Surnommé « le Pape des pauvres », le successeur de Benoît XVI a également exprimé des positions sur la pauvreté susceptibles de faire grincer les dents d’une partie des jeunes. Dans un sondage réalisé par La Croix en mai, on apprend que les jeunes catholiques qui ont répondu à l’appel du pape à Lisbonne sont à 87 % issus de foyer de CSP +. Certains héritent donc d’une « identité bourgeoise », selon Christine Pedotti. « Il existe une forte dissension entre des jeunes qui défendent une forte identité catholique, des racines chrétiennes, un passé un peu rêvé et puis un pape intéressé par les pauvres et les périphéries, prônant une forme de socialisme évangélique », développe-t-elle.

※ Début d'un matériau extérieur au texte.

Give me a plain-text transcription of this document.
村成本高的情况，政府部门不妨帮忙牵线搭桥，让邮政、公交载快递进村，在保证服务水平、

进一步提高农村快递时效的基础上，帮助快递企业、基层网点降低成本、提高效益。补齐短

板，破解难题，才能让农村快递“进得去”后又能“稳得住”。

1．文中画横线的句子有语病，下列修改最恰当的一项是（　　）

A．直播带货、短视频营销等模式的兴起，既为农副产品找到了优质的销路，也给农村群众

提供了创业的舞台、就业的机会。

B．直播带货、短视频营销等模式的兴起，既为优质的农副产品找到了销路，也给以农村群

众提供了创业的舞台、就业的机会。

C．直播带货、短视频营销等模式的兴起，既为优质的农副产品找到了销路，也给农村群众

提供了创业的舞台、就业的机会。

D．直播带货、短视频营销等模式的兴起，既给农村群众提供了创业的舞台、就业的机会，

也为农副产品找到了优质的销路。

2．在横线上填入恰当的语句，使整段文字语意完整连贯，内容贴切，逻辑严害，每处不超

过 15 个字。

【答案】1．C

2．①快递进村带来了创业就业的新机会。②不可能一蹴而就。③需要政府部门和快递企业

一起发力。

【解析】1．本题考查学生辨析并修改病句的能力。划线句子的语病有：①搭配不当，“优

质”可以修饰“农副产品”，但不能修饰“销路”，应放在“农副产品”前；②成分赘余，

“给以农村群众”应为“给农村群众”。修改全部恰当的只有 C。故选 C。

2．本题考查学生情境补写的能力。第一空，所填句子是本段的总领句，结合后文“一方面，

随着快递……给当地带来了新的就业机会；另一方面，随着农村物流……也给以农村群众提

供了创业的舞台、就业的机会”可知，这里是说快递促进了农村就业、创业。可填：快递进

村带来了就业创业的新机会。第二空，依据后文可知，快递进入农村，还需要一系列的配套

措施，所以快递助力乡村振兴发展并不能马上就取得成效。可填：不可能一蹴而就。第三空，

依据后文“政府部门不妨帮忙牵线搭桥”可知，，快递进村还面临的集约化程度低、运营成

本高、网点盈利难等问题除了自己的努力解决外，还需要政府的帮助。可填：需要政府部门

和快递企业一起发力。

L’homosexualité, un tabou ancestral

L’arrivée de Jorge Mario Bergoglio à la tête du Vatican a été accompagnée par des légers changements de positions sociétales, notamment sur les « points non négociables » de son prédécesseur Benoît XVI, sur l’opposition de l’Eglise à l’avortement, la contraception et l’homosexualité. « Si quelqu’un est gay et cherche le Seigneur avec bonne volonté, qui suis-je pour le juger ? », avait déclaré en 2013 le pape, bouleversant des siècles de pénalisation de l’homosexualité par l’Eglise catholique. Officiellement, « il n’a pas changé la doctrine » et les textes du Vatican sur les questions LGBTQIA +, relativise Christine Pedotti. Mais cette prise de position sociétale a questionné et clivé, notamment chez les jeunes. La place de l’homosexualité et l’homoparentalité sont « l’un des vrais clivages des jeunes, ajoute la journaliste, certains défendent l’identité catholique que prônait Benoît XVI, avec une forme de défense civilisationnelle en ayant des positions de repli. Je ne suis pas sûr qu’elle soit minoritaire chez les jeunes catholiques ».

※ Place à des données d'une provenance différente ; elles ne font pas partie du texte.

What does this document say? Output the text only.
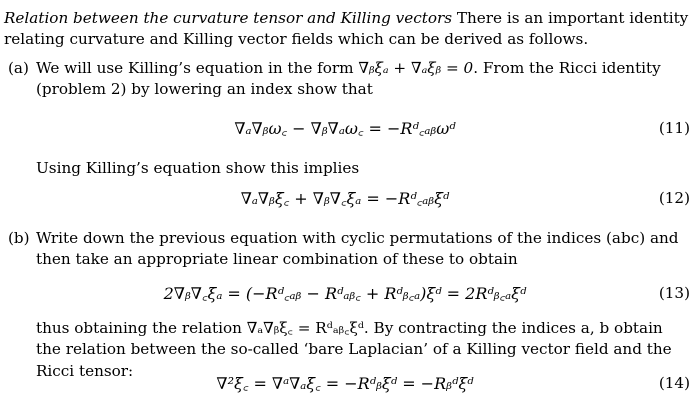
Relation between the curvature tensor and Killing vectors There is an important identity relating curvature and Killing vector fields which can be derived as follows.
(a) We will use Killing’s equation in the form ∇ᵦξₐ + ∇ₐξᵦ = 0. From the Ricci identity (problem 2) by lowering an index show that
∇ₐ∇ᵦω꜀ − ∇ᵦ∇ₐω꜀ = −Rᵈ꜀ₐᵦωᵈ	(11)
Using Killing’s equation show this implies
∇ₐ∇ᵦξ꜀ + ∇ᵦ∇꜀ξₐ = −Rᵈ꜀ₐᵦξᵈ	(12)
(b) Write down the previous equation with cyclic permutations of the indices (abc) and then take an appropriate linear combination of these to obtain
2∇ᵦ∇꜀ξₐ = (−Rᵈ꜀ₐᵦ − Rᵈₐᵦ꜀ + Rᵈᵦ꜀ₐ)ξᵈ = 2Rᵈᵦ꜀ₐξᵈ	(13)
thus obtaining the relation ∇ₐ∇ᵦξ꜀ = Rᵈₐᵦ꜀ξᵈ. By contracting the indices a, b obtain the relation between the so-called ‘bare Laplacian’ of a Killing vector field and the Ricci tensor:
∇²ξ꜀ = ∇ᵃ∇ₐξ꜀ = −Rᵈᵦξᵈ = −Rᵦᵈξᵈ	(14)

Un avis nuancé par Claude Dargent. « Ces jeunes appartiennent à une génération sensible à un certain nombre d’enjeux sur lesquels les positions du pape François peuvent les satisfaire, et [les questions de contraception, d’avortement et d’homosexualité] en font partie d’un point de vue majoritaire ».

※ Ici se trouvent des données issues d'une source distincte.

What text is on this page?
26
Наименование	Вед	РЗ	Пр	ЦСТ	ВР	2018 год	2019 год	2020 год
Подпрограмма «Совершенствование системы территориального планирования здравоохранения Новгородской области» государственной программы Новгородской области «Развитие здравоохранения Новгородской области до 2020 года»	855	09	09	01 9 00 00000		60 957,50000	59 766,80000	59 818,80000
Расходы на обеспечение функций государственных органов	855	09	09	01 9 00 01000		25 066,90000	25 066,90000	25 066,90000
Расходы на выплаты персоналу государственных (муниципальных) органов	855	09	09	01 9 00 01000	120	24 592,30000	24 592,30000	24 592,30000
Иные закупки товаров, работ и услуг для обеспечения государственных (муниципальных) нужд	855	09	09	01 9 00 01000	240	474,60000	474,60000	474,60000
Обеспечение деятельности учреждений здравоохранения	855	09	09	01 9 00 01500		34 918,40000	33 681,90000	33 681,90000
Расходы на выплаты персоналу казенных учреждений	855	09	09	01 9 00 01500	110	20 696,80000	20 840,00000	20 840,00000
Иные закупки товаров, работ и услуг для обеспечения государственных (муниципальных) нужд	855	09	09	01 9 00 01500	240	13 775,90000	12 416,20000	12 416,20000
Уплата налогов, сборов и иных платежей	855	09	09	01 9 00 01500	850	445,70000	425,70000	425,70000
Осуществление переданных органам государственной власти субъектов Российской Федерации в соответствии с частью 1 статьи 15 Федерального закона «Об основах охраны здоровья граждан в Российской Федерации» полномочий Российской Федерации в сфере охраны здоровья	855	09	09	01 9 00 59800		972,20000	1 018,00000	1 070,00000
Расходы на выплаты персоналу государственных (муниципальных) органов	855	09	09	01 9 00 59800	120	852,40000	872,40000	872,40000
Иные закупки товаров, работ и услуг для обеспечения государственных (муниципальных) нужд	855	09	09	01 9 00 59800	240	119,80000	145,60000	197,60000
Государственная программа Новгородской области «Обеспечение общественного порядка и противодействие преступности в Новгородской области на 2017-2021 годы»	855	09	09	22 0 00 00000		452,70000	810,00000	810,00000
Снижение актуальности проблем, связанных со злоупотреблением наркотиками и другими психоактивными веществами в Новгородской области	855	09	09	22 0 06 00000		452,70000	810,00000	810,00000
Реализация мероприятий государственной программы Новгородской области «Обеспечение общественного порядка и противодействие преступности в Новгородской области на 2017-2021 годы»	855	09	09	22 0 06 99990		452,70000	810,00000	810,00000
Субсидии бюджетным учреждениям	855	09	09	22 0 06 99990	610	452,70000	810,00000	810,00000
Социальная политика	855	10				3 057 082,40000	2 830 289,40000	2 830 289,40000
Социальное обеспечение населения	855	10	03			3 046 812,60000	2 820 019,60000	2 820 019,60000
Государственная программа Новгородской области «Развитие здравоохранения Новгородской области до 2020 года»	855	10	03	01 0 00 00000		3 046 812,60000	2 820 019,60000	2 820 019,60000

Dans le sondage réalisé par La Croix, 28 % de ses jeunes pensent que les homosexuels « ont toutes leur place dans l’Église », 25 % pensent que « les catholiques ne doivent pas être jugés ou identifiés en fonction de leur orientation sexuelle »​, un tiers affirme qu’elles ont « toute leur place dans l’Église dans la mesure où elles ne promeuvent pas l’homosexualité comme égale à l’hétérosexualité » et enfin presque 20 % de ces jeunes jugent « qu’on ne peut être catholique et pratiquer son homosexualité ». Des avis très partagés, à l’image des avis de nos experts sur la popularité du Pape auprès des jeunes catholiques.